In a context where Bake Off and Brangelina make the headline news, the Ruchira Guptas of the world feel woefully under-celebrated, their circumstances too complex or distant. Details of Gupta’s early life are remarkable for their absence. The earliest any biography goes back is about her career as a journalist, where her focus was on women’s rights, caste struggles and armed conflicted in the north-east of India. She has spoken about the harassment she faced after entering a mosque to follow a story: several people attacked the mosque, trying to strangle her and simultaneously molest her. When she reported this she was publicly shamed as people questioned her: ‘did I believe in god, did I smoke cigarettes, did I have male friends.’
So, first they tried to make me hide it, then they tried to trivialize me, blame me, and when nothing would make me stop, they tried to marginalize me.
In 1996 she produced a pioneering documentary, The Selling of Innocents, which would go on to win global acclaim. It traced the sex trafficking industry from its source in Nepal to the brothels of Mumbai. Gupta asserts that India is the ‘epicenter of bonded labor’ and that there are more prostituted children in India than anywhere else in the world. In the film the crew managed to secure unparalleled access to the trade, even capturing on camera the moment a Nepalese farmer sold his daughter into prostitution.

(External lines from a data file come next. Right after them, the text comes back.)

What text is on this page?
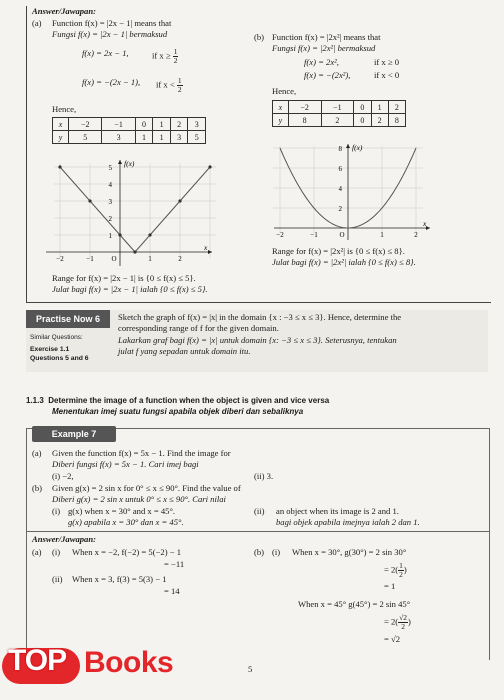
Answer/Jawapan:
(a) Function f(x) = |2x − 1| means that
Fungsi f(x) = |2x − 1| bermaksud
f(x) = 2x − 1,	if $x \ge \frac{1}{2}$
f(x) = −(2x − 1), if $x < \frac{1}{2}$
Hence,
x	−2	−1	0	1	2	3
y	5	3	1	1	3	5
5
4
3
2
1
−2	−1	O	1	2
f(x)
x
Range for f(x) = |2x − 1| is {0 ≤ f(x) ≤ 5}.
Julat bagi f(x) = |2x − 1| ialah {0 ≤ f(x) ≤ 5}.
(b) Function f(x) = |2x²| means that
Fungsi f(x) = |2x²| bermaksud
f(x) = 2x²,	if x ≥ 0
f(x) = −(2x²),	if x < 0
Hence,
x	−2	−1	0	1	2
y	8	2	0	2	8
8
6
4
2
−2	−1	O	1	2
f(x)
x
Range for f(x) = |2x²| is {0 ≤ f(x) ≤ 8}.
Julat bagi f(x) = |2x²| ialah {0 ≤ f(x) ≤ 8}.
Practise Now 6
Similar Questions:
Exercise 1.1
Questions 5 and 6
Sketch the graph of f(x) = |x| in the domain {x : −3 ≤ x ≤ 3}. Hence, determine the
corresponding range of f for the given domain.
Lakarkan graf bagi f(x) = |x| untuk domain {x: −3 ≤ x ≤ 3}. Seterusnya, tentukan
julat f yang sepadan untuk domain itu.
1.1.3 Determine the image of a function when the object is given and vice versa
Menentukan imej suatu fungsi apabila objek diberi dan sebaliknya
Example 7
(a) Given the function f(x) = 5x − 1. Find the image for
Diberi fungsi f(x) = 5x − 1. Cari imej bagi
(i) −2,	(ii) 3.
(b) Given g(x) = 2 sin x for 0° ≤ x ≤ 90°. Find the value of
Diberi g(x) = 2 sin x untuk 0° ≤ x ≤ 90°. Cari nilai
(i) g(x) when x = 30° and x = 45°.
g(x) apabila x = 30° dan x = 45°.
(ii) an object when its image is 2 and 1.
bagi objek apabila imejnya ialah 2 dan 1.
Answer/Jawapan:
(a) (i) When x = −2, f(−2) = 5(−2) − 1
= −11
(ii) When x = 3, f(3) = 5(3) − 1
= 14
(b) (i) When x = 30°, g(30°) = 2 sin 30°
= $2( \frac{1}{2}$ )
= 1
When x = 45° g(45°) = 2 sin 45°
= $2( \frac{√2}{2}$ )
= √2
5
TOP Books
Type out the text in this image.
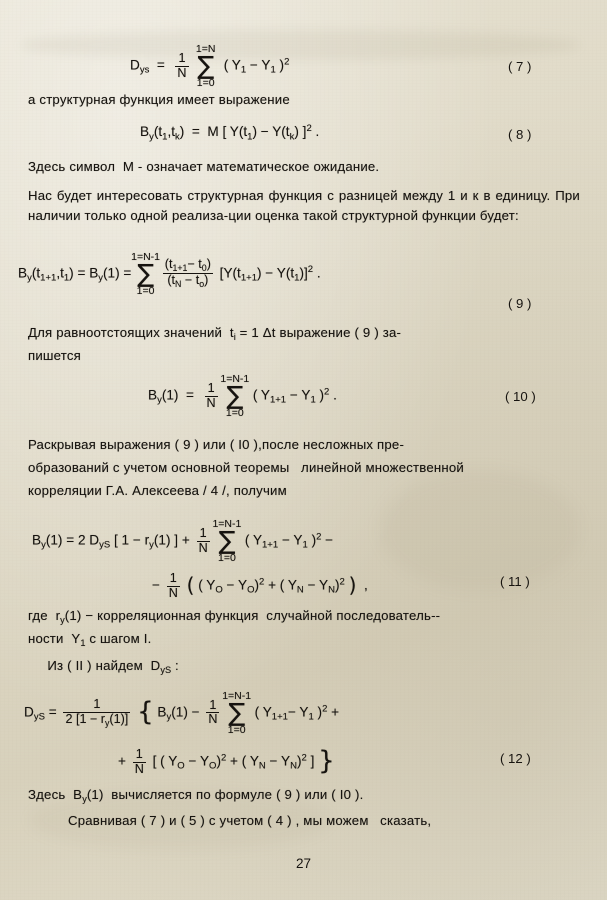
$D_{уs} = \frac{1}{N}$

1=N
∑
1=0
( $Y_1 - Y_1$ )$^2$	( 7 )
а структурная функция имеет выражение
$B_y(t_1,t_k) = M$ [ $Y(t_1) - Y(t_k)$ ]$^2$ .	( 8 )
Здесь символ  М - означает математическое ожидание.
Нас будет интересовать структурная функция с разницей между 1 и к в единицу. При наличии только одной реализа-ции оценка такой структурной функции будет:
$B_y(t_{1+1},t_1) = B_y(1)$ =
1=N-1
∑
1=0

$\frac{(t_{1+1}- t_0)}{(t_N - t_o)} [Y(t_{1+1}) - Y(t_1)]^2$ .
( 9 )
Для равноотстоящих значений  $t_i = 1$ Δt выражение ( 9 ) за-
пишется
$B_y(1) = \frac{1}{N}$

1=N-1
∑
1=0
( $Y_{1+1} - Y_1$ )$^2$ .	( 10 )
Раскрывая выражения ( 9 ) или ( I0 ),после несложных пре-
образований с учетом основной теоремы   линейной множественной
корреляции Г.А. Алексеева / 4 /, получим
$B_y(1) = 2$ $D_{уS}$ [ $1 - r_y(1)$ ] + $\frac{1}{N}$

1=N-1
∑
1=0
( $Y_{1+1} - Y_1$ )$^2$ −
− $\frac{1}{N}$ ( ( $Y_O - Y_O)^2$ + ( $Y_N - Y_N)^2$ )  ,	( 11 )
где  $r_y(1)$ − корреляционная функция  случайной последователь--
ности  $Y_1$ с шагом I.
Из ( II ) найдем  $D_{уS}$ :
$D_{уS} = \frac{1}{2 [1 - r_y(1)]}$ { $B_y(1) - \frac{1}{N}$

1=N-1
∑
1=0
( $Y_{1+1}- Y_1$ )$^2$ +
+ $\frac{1}{N}$ [ ( $Y_O - Y_O)^2$ + ( $Y_N - Y_N)^2$ ] }	( 12 )
Здесь  $B_y(1)$  вычисляется по формуле ( 9 ) или ( I0 ).
Сравнивая ( 7 ) и ( 5 ) с учетом ( 4 ) , мы можем   сказать,
27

After the documentary, Gupta joined with twenty-two of its subjects to found Apne Aap. The women of the film had continued to meet informally and were inspired to create a legal framework to support their aim to end sex trafficking. In 2002 Apne Aap, meaning ‘on one’s own’, registered as an NGO in Mumbai. Their mission statement is to ‘increase choices for at-risk girls and women in order to ensure access to their rights, and to deter the purchase of sex through policy and social change.’ One woman who benefitted from the charity’s services commented ‘Apne Aap gave me a job, so I did not need to prostitute myself. Now I have a home. I can spend my life in a respectable way. Now I’m not afraid of anything.’
They have a network that provides a legal and social foundation for girls, supporting them when they are at risk of being trafficked or helping them find a way out of prostitution. By setting up centres that combine legal casework, education, self-empowerment schemes and access to housing, Apne Aap seeks to tackle wider socio-economic factors that make women vulnerable to forced prostitution. At the same time it gives them the immediate practical support they need to stay safe. They also campaign to stop demand for sex, emphasising that it is the customers not workers that are culpable for the ‘recycling’ of women – as Gupta calls it.

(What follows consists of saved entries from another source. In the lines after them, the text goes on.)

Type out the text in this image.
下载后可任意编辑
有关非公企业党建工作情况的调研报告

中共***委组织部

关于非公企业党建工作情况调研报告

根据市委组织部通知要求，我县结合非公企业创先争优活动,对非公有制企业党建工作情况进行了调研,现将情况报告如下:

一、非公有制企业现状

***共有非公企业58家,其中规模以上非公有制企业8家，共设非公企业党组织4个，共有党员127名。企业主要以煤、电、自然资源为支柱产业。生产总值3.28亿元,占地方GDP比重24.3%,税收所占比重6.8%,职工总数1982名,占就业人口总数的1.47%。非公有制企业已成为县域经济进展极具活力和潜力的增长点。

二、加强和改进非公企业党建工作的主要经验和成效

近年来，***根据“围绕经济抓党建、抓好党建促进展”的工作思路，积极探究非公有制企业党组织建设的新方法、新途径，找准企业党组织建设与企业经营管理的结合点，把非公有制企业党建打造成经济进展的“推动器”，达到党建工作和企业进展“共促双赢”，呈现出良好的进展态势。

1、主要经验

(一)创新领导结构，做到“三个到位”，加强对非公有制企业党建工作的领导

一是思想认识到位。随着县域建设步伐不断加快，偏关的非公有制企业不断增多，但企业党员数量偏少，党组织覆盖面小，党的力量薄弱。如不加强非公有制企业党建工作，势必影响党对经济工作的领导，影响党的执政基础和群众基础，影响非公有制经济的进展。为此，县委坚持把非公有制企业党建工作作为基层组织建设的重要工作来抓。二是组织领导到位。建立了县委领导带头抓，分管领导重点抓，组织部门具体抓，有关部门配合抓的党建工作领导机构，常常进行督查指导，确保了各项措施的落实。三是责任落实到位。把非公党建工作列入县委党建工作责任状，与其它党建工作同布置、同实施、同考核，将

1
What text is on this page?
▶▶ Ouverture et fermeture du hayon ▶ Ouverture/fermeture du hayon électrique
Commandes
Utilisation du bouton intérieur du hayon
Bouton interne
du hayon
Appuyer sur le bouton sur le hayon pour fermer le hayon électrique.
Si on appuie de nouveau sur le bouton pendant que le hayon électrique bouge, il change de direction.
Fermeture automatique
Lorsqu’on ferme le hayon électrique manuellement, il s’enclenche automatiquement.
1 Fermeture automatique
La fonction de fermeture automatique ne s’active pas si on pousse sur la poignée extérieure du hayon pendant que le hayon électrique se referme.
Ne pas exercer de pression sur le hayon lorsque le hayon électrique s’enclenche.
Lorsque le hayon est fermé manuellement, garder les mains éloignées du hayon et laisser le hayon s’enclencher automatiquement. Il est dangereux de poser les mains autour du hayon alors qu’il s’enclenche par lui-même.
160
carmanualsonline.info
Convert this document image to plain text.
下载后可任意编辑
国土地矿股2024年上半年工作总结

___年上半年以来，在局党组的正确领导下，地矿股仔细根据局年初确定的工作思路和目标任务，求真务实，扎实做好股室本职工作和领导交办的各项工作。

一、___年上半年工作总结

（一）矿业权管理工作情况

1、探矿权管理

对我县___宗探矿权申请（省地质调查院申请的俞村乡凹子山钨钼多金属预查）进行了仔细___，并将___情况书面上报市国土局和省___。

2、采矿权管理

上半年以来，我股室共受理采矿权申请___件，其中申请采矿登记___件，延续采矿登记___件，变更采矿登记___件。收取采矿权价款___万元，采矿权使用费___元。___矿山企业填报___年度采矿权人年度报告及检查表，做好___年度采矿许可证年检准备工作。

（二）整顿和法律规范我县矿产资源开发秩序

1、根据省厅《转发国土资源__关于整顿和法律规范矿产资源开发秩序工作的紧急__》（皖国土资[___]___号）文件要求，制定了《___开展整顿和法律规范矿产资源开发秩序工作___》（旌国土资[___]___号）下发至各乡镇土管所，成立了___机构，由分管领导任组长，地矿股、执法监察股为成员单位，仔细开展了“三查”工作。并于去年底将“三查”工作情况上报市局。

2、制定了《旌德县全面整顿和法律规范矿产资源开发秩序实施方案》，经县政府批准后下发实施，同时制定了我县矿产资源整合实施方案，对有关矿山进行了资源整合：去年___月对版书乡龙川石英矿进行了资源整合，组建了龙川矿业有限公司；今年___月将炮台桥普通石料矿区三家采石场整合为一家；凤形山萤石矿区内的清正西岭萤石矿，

All of Apne Aap’s twenty-two founding women have now passed away from hunger, suicide, or AIDS-related problems, but their organisation – and Gupta – continue campaigning. Gupta has testified to the Indian Parliament on amending its trafficking law, as well as contributing to the first US law against trafficking, the Trafficking Victims Protection Act. She also lobbied alongside other activists at the United Nations which resulted in the first UN structure to address demand for trafficking.
There is more self-confidence among women to speak out… While in upper class families there is a silent abuse of children in and outside the home, in working class families it is sex trafficking and prostitution. This is one inequality which cuts through class and caste.
From twenty-two women, Gupta helped to build an organisation that now supports over 20,000 low-caste girls and women in India. But there is more to do. As Gupta says, ‘Going forward I feel, it may even mark the end of trafficking in the world, where we say, “Oh, trafficking is history. It used to happen in such and such century or in such and such decade,” just like we say about slavery.’ The challenge is that the communities that can be most affected by sex trafficking are voiceless and vulnerable. Gupta is ambitious about the possibility of change as these issues are more discussed than ever before, particularly in the wake of the 2012 Delhi rape case. She will continue to campaign for the right of women and girls to determine their own future, free of pressure and threat.